Des dizaines de fausses photos d’abus policiers ont circulé sur Facebook et Twitter avant que certains usagers ne prouvent qu’elles étaient fausses. Impossible de savoir qui fait circuler ces faux puisque les deux camps peuvent en tirer parti afin d’attaquer l’autre.

De son côté, l’opposition ne cesse de parler d’un «court-circuit informatif» contre les opposants du régime. Le Syndicat national des travailleurs de la presse fait état d’une vingtaine de journalistes qui ont été victimes d’agressions depuis le début des manifestations. Il es également à noter que des journalistes de la presse officielle sont victimes d’attaques. Le siège de la télévision publique a été la cible d’une attaque à coup de cocktails Molotov et d’autre explosifs.

Un des autres éléments prouvant l’importance stratégique des médias dans la crise sociale qui secoue le pays est la pénurie de papier qui oblige la douzaine de médias papier de suspendre leur parution. Le quotidien El Nacional qui se montre très critique envers le pouvoir, publie quant à lui à Caracas, une édition de huit pages pour économiser ses stocks.

Le 18 février dernier, Reporters sans frontières (RSF) a publié sur son site un texte dénonçant les actes de censures perpétré par le gouvernement Maduro, touchant même les réseaux sociaux.

«Devant l’ampleur prise par les manifestations, les autorités ont fait le choix de la censure. Le directeur général de la Commission nationale de Télécommunication (Conatel) a annoncé, dans un communiqué daté du 11 février, que la «couverture d’événements violents» serait passible de sanctions, conformément avec la loi de responsabilité sociale à la radio, à la télévision et dans médias électroniques, qui interdit la diffusion de contenus faisant l’apologie de la violence ou de la haine.»

Réactions et enjeux

Le président devra répondre aux revendications exigeant sa démission, un changement de modèle économique et politique (très critiqué pour son penchant autoritaire) ainsi qu’une moins grande insécurité à travers le pays. Il devra également freiner une inflation galopante qui frise les 60% et appauvrit considérablement le pays.

Maduro, pour cela, a convoqué l’opposition afin d’entamer le dialogue et ramener la paix sociale. Le 23 avril dernier, il a promis de généreux crédits au secteur privé et a annoncé le démarrage d’une «nouvelle étape économique», ce qui laissa le patronat du pays sceptique. Le plus grand défi sera de réduire la dépendance du Venezuela au pétrole qui représente 96 % des recettes d’exportations et de réduire les importations (70% des biens consommés sont importés).

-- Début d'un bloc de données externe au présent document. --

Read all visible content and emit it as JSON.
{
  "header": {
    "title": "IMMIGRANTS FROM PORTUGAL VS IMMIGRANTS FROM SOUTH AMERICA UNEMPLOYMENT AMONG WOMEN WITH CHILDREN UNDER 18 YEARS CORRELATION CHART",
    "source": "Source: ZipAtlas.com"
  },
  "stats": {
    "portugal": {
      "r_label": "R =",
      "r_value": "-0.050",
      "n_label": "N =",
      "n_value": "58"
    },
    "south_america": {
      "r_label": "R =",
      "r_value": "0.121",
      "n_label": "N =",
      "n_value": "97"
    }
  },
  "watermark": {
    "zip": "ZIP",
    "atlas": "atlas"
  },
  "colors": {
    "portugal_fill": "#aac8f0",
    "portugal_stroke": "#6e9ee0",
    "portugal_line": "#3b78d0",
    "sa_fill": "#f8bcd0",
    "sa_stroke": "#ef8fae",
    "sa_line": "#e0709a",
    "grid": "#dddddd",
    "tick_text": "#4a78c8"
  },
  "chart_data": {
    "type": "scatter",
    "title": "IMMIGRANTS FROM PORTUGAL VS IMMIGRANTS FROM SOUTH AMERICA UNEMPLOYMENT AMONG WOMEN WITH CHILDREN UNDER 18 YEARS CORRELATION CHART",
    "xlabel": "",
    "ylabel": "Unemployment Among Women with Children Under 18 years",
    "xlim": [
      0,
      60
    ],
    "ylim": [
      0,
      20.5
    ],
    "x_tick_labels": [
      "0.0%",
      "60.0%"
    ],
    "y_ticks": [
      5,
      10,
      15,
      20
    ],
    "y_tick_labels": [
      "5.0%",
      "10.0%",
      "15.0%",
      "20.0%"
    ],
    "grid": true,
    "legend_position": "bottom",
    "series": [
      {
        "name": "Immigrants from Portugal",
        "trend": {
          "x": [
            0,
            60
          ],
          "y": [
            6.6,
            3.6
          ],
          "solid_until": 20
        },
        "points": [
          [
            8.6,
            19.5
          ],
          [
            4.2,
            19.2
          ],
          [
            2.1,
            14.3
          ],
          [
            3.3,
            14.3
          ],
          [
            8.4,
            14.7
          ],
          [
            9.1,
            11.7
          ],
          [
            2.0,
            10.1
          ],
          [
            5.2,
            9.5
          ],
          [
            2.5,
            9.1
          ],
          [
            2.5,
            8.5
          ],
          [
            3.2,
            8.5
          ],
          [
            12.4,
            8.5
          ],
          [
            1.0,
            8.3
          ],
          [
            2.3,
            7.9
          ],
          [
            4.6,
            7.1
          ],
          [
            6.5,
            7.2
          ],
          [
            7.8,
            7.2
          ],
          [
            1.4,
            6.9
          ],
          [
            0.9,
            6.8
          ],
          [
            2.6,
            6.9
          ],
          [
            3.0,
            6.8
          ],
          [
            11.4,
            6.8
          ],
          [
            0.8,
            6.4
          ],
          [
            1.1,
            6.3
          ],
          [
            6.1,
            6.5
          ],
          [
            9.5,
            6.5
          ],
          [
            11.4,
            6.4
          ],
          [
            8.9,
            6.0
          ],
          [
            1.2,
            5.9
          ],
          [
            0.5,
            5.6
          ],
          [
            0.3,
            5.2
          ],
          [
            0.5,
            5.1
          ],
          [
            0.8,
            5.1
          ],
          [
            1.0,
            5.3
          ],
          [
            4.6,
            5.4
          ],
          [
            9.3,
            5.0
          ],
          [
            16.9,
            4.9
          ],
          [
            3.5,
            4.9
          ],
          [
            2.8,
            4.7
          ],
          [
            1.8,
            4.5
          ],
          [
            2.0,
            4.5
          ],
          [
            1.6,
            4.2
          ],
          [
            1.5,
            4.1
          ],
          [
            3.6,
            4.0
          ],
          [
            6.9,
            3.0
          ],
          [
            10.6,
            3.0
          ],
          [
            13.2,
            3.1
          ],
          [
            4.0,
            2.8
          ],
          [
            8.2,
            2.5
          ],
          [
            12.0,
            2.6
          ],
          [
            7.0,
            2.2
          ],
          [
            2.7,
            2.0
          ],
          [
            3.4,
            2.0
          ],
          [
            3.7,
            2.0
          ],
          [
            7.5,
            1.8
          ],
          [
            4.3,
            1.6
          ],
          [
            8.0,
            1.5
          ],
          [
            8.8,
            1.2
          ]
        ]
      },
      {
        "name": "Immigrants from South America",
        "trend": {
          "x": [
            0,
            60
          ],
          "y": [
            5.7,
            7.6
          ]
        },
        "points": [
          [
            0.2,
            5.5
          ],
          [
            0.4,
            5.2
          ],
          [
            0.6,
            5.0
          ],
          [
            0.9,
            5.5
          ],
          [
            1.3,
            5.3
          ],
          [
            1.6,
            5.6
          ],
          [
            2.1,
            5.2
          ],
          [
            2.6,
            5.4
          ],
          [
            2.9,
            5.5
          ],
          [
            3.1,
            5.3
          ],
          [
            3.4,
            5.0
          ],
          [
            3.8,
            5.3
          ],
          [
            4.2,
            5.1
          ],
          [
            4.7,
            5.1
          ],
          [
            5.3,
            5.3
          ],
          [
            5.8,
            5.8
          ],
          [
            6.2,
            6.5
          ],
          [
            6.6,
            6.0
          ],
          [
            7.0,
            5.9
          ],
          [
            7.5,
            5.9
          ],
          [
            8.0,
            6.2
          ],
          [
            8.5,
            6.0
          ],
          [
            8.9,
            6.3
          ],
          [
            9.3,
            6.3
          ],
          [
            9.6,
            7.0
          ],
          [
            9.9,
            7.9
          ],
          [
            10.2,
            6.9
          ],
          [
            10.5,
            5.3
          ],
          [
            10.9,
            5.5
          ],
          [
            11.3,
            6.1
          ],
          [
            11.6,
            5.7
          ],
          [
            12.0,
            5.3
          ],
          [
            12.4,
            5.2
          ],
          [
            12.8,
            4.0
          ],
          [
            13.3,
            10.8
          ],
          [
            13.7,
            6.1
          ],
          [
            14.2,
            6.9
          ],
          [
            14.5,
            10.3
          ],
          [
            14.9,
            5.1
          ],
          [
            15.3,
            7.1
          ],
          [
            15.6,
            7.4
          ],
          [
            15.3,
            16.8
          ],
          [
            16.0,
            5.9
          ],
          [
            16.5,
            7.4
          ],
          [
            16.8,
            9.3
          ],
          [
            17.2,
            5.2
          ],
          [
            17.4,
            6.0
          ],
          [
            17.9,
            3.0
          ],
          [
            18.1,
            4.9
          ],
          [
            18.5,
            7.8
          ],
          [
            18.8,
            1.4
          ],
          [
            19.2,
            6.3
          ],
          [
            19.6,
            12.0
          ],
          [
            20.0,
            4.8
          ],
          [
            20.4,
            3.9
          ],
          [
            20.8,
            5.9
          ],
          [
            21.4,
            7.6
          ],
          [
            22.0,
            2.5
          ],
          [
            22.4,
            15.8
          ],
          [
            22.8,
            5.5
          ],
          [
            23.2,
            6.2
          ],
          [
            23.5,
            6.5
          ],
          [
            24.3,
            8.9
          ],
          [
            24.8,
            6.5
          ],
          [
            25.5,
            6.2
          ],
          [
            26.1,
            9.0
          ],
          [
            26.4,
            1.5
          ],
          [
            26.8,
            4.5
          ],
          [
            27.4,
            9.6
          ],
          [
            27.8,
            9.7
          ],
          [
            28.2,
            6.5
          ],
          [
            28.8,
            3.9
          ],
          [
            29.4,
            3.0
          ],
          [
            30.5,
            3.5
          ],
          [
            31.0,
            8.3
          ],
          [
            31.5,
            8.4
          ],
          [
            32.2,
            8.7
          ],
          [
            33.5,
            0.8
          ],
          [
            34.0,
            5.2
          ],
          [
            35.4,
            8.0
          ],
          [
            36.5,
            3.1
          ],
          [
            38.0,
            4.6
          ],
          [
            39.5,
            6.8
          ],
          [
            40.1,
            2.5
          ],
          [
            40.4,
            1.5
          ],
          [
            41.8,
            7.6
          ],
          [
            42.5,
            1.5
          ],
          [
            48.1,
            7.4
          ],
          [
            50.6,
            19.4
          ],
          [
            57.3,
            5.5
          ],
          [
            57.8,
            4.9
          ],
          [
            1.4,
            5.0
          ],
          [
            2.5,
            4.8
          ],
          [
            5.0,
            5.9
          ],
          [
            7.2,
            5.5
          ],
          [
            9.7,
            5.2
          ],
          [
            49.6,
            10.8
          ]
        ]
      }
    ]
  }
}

Du point de vue internationale, l’Union européenne et les Nations unies appellent au dialogue tandis que l’Union des nations sud-américaines et l’Alliance bolivarienne pour les Amériques affichent leur soutien au gouvernement Maduro. De nombreux alliés «traditionnels» du régime chaviste, tels que la Bolivie, Cuba, l’Équateur et le Nicaragua, ont affiché leur soutien au gouvernement et dénoncent les tentatives de coup d’État venant de l’opposition. Les États-Unis et la Colombie, ainsi que leurs alliés ont condamné  quant à eux la répression des manifestations et appellent à la libération des prisonniers politiques.